The 199A fix, which resulted from negotiations between the National Council of Farmer Cooperatives and the National Grain and Feed Association, is intended to equalize tax treatment of commodity sales to cooperatives and non-co-ops, while also providing a flow-through deduction from co-ops to their members similar to the old Section 199 deduction for domestic production activities (DPAD).

“Fixing Section 199A was a fundamental issue of fairness," said Agriculture Secretary Sonny Perdue. "We should not be picking winners and losers through the federal tax code by favoring one side over another."

The Tax Cuts and Jobs Act enacted in December established the 199A benefit but created a disparity by allowing the 20-percent deduction to be applied to a farmer’s gross sales to co-ops, but only on net income from sales to other buyers. Grain giants such as Cargill and Archer Daniels Midland were put at a disadvantage as well as supermarket chains and dairy processors that buy milk directly from farmers. At least one major ethanol producer also was preparing to restructure as a cooperative to take advantage of the tax law. 

Dave Carlin, senior vice president of legislative affairs and economic policy at the International Dairy Foods Association, said the 199A fix "is good for all of agriculture and restores a competitive marketplace for all buyers and sellers."

The omnibus bill’s exemption to the emissions reporting requirements has long been a goal of livestock and poultry producers. The D.C. Circuit Court of Appeals ruled in April 2017 that EPA’s 2008 exemptions for animal operations from reporting under the Emergency Planning and Community Right-to-Know Act (EPCRA) and Comprehensive Environmental Compensation and Liability Act (CERCLA, also known as the Superfund law) were illegal.

Industry groups have been warning of dire consequences for up to 200,000 farms and ranches if the requirements went into effect, which they have not because the court repeatedly delayed issuing its mandate.

In a joint statement Friday, the National Turkey Federation, National Chicken Council, U.S. Poultry & Egg Association, and United Egg Producers said the exemption is "one of the most visible and essential demonstrations of support for U.S. farmers. Our deep appreciation for this action and bipartisan cooperation cannot be overstated.”

The omnibus also includes provisions that address a longstanding problem for the Forest Service, part of USDA, which has repeatedly been forced to divert funding from maintenance and prevention projects to supplement firefighting costs. 

The agency has been required to budget for fire suppression based on the average costs of the prior 10 years, and that has often proven to be inadequate. Under the omnibus, the Forest Service can tap disaster relief funds once the firefighting account has been exhausted. 

“Improving the way we fund wildfire suppression will help us better manage our forests," said Perdue. "If we ensure that we have adequate resources for forest management, we can mitigate the frequency of wildfires and severity of future fire seasons."

The bill also eliminates the requirement that landowners who participate in conservation programs obtain System for Award Management (SAM) and Data Universal Numbering System (DUNS) numbers. “Removing the burdensome task of SAM/DUNS reporting allows landowners and operators to prioritize conservation program participation without hindrance," said Jeremy Peters, CEO of the National Association of Conservation Districts.

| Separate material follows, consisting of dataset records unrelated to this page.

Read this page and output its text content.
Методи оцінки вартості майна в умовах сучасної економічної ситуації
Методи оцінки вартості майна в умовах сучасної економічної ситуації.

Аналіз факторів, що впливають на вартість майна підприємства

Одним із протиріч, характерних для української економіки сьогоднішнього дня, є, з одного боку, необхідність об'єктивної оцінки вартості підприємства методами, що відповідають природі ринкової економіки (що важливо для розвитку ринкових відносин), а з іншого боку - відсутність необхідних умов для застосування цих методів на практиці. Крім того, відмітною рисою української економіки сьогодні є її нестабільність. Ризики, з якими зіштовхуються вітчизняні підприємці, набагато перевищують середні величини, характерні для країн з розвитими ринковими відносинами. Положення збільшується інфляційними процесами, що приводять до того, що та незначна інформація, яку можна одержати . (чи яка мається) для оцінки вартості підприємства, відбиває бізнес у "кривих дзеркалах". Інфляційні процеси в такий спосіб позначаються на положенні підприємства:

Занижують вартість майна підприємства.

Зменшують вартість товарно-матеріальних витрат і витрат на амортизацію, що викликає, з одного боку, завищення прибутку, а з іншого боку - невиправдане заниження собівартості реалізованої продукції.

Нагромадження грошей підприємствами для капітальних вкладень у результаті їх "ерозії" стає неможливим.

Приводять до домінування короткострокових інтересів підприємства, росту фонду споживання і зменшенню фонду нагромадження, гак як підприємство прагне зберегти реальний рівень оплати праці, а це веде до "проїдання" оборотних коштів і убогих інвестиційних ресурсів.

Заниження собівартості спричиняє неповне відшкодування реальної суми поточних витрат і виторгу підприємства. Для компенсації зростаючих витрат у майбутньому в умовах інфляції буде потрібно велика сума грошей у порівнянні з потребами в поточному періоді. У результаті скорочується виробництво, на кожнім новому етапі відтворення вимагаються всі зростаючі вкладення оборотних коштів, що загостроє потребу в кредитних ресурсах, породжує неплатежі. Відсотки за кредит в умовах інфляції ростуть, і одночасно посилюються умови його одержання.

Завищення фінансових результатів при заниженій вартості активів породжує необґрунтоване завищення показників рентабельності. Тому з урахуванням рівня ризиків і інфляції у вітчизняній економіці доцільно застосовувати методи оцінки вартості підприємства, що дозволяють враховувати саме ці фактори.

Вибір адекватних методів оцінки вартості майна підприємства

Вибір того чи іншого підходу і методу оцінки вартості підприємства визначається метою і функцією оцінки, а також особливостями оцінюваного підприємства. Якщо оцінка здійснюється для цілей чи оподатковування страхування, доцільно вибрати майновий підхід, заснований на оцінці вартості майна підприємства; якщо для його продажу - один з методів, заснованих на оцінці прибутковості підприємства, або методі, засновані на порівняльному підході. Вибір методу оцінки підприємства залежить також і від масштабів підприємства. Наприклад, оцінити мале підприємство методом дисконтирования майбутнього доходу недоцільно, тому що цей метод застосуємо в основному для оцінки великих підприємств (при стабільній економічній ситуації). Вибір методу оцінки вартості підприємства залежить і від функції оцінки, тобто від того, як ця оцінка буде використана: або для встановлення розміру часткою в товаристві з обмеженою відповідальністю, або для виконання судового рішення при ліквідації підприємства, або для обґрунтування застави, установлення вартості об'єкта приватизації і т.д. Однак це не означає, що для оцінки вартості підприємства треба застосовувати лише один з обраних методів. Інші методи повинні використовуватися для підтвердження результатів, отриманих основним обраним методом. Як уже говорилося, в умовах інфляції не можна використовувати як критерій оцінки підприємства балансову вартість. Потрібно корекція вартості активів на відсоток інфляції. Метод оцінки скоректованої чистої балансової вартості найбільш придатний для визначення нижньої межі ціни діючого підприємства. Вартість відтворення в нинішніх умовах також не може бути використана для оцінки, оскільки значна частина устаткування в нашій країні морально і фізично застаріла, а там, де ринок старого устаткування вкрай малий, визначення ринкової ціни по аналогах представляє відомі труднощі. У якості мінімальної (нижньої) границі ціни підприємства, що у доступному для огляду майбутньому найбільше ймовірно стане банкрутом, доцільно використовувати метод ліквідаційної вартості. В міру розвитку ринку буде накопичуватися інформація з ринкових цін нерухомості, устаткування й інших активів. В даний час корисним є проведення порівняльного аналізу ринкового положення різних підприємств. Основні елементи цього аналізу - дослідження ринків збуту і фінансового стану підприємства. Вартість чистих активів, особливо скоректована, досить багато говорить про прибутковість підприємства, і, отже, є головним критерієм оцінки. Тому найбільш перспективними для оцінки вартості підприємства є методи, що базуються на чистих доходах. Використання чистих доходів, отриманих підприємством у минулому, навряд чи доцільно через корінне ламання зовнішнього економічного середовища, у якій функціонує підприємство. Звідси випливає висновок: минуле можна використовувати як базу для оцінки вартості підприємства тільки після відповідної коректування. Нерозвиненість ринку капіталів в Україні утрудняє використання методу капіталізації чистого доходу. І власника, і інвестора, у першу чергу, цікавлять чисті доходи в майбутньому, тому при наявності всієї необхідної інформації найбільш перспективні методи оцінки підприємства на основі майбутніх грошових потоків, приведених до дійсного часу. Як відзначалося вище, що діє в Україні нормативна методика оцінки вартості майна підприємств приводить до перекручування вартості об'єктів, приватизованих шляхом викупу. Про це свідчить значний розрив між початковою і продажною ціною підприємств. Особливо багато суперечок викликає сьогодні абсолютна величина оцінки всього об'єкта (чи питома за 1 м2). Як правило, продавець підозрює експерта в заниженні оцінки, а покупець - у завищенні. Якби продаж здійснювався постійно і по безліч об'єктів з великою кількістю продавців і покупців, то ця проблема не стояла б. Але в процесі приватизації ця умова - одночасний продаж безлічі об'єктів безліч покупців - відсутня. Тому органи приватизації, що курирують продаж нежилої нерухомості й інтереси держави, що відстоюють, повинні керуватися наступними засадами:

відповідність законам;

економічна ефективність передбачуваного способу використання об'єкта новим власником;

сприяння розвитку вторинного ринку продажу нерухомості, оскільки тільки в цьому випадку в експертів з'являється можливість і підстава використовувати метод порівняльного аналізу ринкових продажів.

The increased spending in the bill permitted by the budget agreement enacted in February allowed appropriators to boost spending on priorities at USDA without cutting conservation programs.

USDA’s research programs are increased $139 million to $3.03 billion for fiscal 2018.

The bill provides $2.1 billion for international food aid and for programs to promote U.S. agricultural exports, a $130 million increase from fiscal 2017. The FY18 total includes more than $1.7 billion for Food for Peace and $207 million for the McGovern-Dole International Food for Education and Child Nutrition program.